2 chuck eye steaks about 6-ounces each and 1 to 1¼ inch thick. (Alternatively, choose a single ribeye or New York strip about 12-16 ounces and 1 to 1 ¼ inch thick. I select the chuck eye because is a good size 5-6 pounces each), it has a portion of the tender ribeye plus some chewier tasty bits of the chuck, and plenty of marbling. It holds up well to the pepper sauce.
¼ to ½ teaspoon kosher salt.
2 tablespoons finely diced or chopped shallots
1 tablespoon clarified butter (or ½ tablespoons refined (not extra virgin) olive oil and butter.

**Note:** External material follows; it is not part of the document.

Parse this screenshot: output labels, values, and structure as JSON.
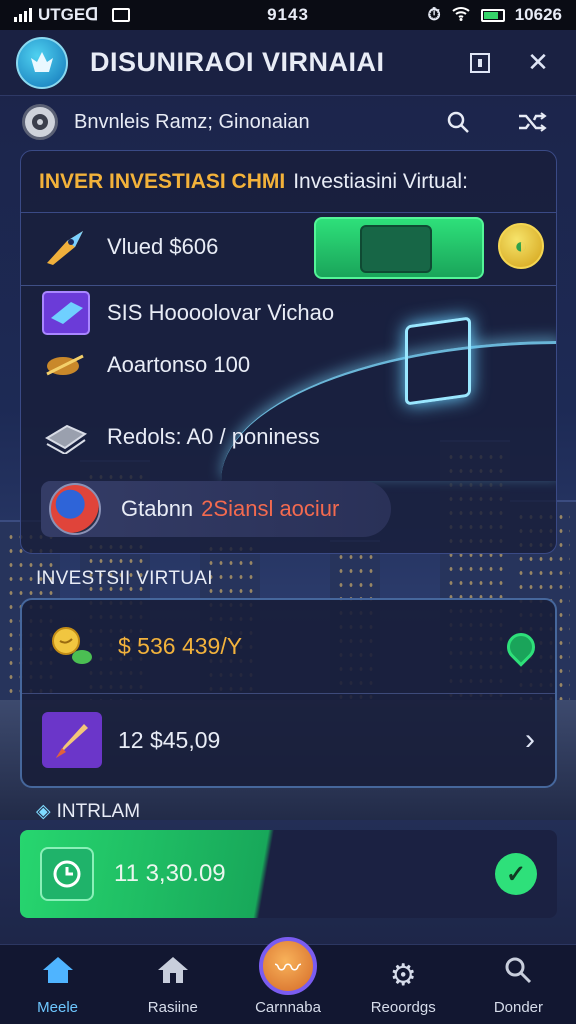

¼ cup veal stock (or use an unsalted beef stock from the store).
¼ cup heavy cream.
A dash or two of Worchester sauce.
Warm serving plates.
Preheat oven to 250 degree F and place in it a pan for the steak(s) to rest while the sauce is prepared.
As noted, grind 1 teaspoon of green peppercorns and add to ¼ cup cognac, preferable 4-24 hour in advance.
Pat dry the meat with paper towels and sprinkle with the salt. If time allows, let the meat rest on the counter 30-60 minutes.
Select a frypan that will accommodate your steak(s). Heat it over a medium high heat. When the pan is hot, add the clarified butter (or the butter/oil combination). When the oil is hot slip your steak(s) in the pan and cook for two minutes on each side. This should allow for a nice even browning on both sides. Remove the steaks to the pan in the oven.
Add the shallots to the pan, lower the heat to medium-low and cook until they are soft and take on a little color.
Pour the combination of green peppercorns and cognac to the pan. Stir and let the cognac burn off. Add the veal stock to the pan and worchester sauce. Reduce by half. Add the cream and reduce my half. Taste the sauce for seasoning and adjust for salt.
Place you steaks on warm serving plates and divided the sauce between them.
Because the quantity of peppercorns is muted, but because they were ground and soaked in the cognac, I find this to be the perfect mix of peppery fire and the taste of good beef cooked perfectly.